- Unknown Artist / Maker
- Venice or 'façon de Venise', possibly Tuscany
- late 16th - 17th century
1450 - 1599
1600 - 1699
- Colourless glass with grey tinge and many air bubbles throughout, except for a spiral trail of turquoise-blue glass; mould-blown, applied and tooled features.
- Height: 4.9 cm
Diameter: 10.7 cm
- Sixteenth Century Gallery
Images & Media
- The shape of this bowl is reminiscent of an exceptional Byzantine glass bowl made in Constantinople in the tenth century and taken as Venetian booty in 1204. Recorded in the Treasury of St Mark's, Venice, by 1325, it may have been known to the Venetian glass-makers and their patrons.
The dating of C547 is assisted by contemporary documentation and depictions of similar glassses in visual sources.
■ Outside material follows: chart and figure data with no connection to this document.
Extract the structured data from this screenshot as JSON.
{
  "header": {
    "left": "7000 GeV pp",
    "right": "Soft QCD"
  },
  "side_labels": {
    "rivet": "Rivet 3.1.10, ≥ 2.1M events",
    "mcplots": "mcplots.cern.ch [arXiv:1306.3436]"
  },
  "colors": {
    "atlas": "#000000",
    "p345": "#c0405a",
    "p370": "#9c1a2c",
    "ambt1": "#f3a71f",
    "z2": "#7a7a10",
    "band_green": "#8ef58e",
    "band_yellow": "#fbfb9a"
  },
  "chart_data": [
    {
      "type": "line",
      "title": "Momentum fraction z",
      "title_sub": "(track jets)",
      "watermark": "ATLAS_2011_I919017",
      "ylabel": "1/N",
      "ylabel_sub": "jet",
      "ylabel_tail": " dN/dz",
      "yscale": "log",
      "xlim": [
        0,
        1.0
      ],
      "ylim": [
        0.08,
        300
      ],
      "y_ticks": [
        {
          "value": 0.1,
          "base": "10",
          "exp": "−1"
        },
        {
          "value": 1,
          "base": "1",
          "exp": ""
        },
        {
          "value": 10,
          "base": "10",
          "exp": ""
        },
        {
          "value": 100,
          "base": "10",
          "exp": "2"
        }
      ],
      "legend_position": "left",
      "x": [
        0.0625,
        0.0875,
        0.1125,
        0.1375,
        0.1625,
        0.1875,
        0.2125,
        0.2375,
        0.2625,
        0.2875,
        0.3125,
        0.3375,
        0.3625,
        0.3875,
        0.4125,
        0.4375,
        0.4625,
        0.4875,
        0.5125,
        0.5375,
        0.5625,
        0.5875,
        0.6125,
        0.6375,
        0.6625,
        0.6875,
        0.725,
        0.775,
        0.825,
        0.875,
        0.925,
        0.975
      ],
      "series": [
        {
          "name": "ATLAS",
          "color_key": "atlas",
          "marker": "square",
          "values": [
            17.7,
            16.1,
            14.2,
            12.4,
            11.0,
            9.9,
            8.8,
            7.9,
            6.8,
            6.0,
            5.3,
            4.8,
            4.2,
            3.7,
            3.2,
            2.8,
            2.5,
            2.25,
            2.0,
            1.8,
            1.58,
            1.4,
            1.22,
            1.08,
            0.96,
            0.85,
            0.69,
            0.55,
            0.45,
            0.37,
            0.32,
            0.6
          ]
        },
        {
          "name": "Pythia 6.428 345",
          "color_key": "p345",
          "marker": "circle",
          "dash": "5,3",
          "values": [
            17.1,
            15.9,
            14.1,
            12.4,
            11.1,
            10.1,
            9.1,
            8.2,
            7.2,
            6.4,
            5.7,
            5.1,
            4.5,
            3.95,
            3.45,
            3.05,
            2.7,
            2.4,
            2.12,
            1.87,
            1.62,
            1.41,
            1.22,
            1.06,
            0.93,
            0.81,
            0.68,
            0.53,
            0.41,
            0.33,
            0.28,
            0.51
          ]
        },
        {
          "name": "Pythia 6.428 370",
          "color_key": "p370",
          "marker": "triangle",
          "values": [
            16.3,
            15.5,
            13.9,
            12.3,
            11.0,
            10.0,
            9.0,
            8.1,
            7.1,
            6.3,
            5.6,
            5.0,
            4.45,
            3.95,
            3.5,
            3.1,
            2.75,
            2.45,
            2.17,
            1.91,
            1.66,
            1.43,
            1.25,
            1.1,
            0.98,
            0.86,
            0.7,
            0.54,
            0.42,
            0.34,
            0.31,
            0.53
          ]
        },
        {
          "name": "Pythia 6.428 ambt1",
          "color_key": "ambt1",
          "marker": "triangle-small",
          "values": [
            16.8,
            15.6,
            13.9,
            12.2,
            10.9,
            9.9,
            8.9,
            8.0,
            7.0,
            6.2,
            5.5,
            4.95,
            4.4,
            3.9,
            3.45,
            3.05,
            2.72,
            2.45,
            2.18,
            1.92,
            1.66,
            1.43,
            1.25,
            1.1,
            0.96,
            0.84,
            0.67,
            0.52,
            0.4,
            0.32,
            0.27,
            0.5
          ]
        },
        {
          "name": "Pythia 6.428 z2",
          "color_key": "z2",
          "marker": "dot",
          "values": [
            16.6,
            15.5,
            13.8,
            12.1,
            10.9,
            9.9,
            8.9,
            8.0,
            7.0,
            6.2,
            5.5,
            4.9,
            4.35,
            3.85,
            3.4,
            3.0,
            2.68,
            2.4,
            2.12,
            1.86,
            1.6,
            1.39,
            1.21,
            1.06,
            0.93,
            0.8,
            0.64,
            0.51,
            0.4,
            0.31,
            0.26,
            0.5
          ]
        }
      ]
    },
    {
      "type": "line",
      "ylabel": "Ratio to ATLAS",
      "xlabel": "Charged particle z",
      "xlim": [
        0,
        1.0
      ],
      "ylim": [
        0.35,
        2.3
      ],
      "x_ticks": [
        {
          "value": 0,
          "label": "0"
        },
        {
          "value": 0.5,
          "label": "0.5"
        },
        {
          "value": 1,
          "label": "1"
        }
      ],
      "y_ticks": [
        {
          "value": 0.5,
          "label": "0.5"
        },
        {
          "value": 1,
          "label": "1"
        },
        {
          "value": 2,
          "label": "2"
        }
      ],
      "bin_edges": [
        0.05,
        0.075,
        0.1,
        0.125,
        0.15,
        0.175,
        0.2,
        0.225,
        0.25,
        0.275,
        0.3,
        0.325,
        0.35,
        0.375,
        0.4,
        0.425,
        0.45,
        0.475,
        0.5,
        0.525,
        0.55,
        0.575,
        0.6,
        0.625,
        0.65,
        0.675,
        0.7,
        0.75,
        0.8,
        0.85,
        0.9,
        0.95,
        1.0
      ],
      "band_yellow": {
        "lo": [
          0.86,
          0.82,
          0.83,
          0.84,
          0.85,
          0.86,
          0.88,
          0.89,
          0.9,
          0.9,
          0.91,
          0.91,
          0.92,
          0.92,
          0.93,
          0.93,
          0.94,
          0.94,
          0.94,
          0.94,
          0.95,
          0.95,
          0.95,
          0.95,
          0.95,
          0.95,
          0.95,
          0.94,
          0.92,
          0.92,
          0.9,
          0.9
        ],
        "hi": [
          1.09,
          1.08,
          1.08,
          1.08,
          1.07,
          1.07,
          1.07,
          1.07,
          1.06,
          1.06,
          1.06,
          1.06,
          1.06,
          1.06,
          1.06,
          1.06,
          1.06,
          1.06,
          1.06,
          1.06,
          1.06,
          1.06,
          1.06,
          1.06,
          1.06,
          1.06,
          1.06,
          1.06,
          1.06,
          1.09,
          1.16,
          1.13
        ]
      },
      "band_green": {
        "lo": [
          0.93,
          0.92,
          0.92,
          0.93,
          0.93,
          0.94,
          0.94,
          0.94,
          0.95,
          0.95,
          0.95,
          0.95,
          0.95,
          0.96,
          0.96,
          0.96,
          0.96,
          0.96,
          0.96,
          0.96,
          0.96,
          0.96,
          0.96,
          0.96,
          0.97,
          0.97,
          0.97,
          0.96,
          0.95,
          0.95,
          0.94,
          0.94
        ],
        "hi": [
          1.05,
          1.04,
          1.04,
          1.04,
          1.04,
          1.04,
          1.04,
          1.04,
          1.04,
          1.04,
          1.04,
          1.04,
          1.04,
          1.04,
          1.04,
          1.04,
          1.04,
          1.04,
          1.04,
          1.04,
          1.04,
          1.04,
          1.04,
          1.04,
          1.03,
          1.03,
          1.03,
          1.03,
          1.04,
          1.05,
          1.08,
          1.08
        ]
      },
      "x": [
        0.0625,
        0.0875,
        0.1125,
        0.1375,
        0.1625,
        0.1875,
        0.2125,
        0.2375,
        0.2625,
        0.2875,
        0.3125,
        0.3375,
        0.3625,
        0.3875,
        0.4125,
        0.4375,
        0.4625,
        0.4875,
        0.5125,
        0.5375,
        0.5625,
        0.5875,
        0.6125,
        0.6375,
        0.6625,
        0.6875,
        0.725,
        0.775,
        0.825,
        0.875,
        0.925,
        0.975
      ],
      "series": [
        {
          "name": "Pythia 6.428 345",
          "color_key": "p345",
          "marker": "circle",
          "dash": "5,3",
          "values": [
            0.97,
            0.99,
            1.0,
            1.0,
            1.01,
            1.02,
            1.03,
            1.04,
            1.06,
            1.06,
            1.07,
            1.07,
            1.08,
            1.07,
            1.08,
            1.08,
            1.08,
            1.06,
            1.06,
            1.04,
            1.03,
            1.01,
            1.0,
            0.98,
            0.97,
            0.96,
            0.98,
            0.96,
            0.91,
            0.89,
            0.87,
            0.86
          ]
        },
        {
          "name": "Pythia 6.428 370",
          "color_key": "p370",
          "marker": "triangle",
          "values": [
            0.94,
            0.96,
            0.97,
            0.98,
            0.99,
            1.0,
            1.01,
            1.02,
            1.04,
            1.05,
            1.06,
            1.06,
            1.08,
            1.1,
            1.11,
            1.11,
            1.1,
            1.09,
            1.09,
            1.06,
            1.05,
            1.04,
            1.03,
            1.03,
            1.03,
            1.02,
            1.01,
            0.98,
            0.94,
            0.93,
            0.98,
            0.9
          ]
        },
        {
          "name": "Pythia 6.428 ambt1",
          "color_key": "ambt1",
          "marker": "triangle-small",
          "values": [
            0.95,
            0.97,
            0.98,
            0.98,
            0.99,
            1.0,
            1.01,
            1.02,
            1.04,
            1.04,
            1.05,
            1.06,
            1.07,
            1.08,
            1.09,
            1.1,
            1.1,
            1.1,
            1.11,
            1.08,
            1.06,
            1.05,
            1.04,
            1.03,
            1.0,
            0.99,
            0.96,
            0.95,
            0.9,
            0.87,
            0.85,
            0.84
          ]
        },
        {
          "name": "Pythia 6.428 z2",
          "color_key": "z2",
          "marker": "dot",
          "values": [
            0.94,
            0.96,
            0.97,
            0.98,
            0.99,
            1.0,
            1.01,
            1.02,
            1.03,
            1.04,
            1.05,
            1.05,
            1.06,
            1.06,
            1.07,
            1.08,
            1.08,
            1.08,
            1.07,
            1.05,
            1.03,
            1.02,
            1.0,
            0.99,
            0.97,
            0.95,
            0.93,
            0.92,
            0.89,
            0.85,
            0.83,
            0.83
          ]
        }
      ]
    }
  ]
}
A document dated 16 September 1594 refers to a monopoly for glasses decorated with threads of gold glass to be made in the Medici glasshouse in Pisa, indicating that glasses with applied threads were made in Tuscany at that time. Small bowls with slightly everted rims and handles like those on C547 are among glasses in a model book with anonymous drawings dating to the first two decades of the seventeenth century in the Biblioteca Casanatense, Rome, and bowls with handles of C547 type feature in paintings dating to the first half of the seventeenth century such as Gioacchino Assereto's 'Isaac Blessing Jacob' (State Hermitage Museum, St Petersburg)', dated 1640-50.
There are many bowls with similar shape and handles to this one but without the everted rim, moulded bosses and trails. They were produced in a range of decorative techniques including white glass ('lattimo'), 'calcedonio' and ice glass.
This bowl is attributed as Venetian or 'façon de Venise' because, although it is Venetian in style, the grey tinge of the glass and the presence of many air bubbles may indicate production outside of Venice, perhaps in Tuscany.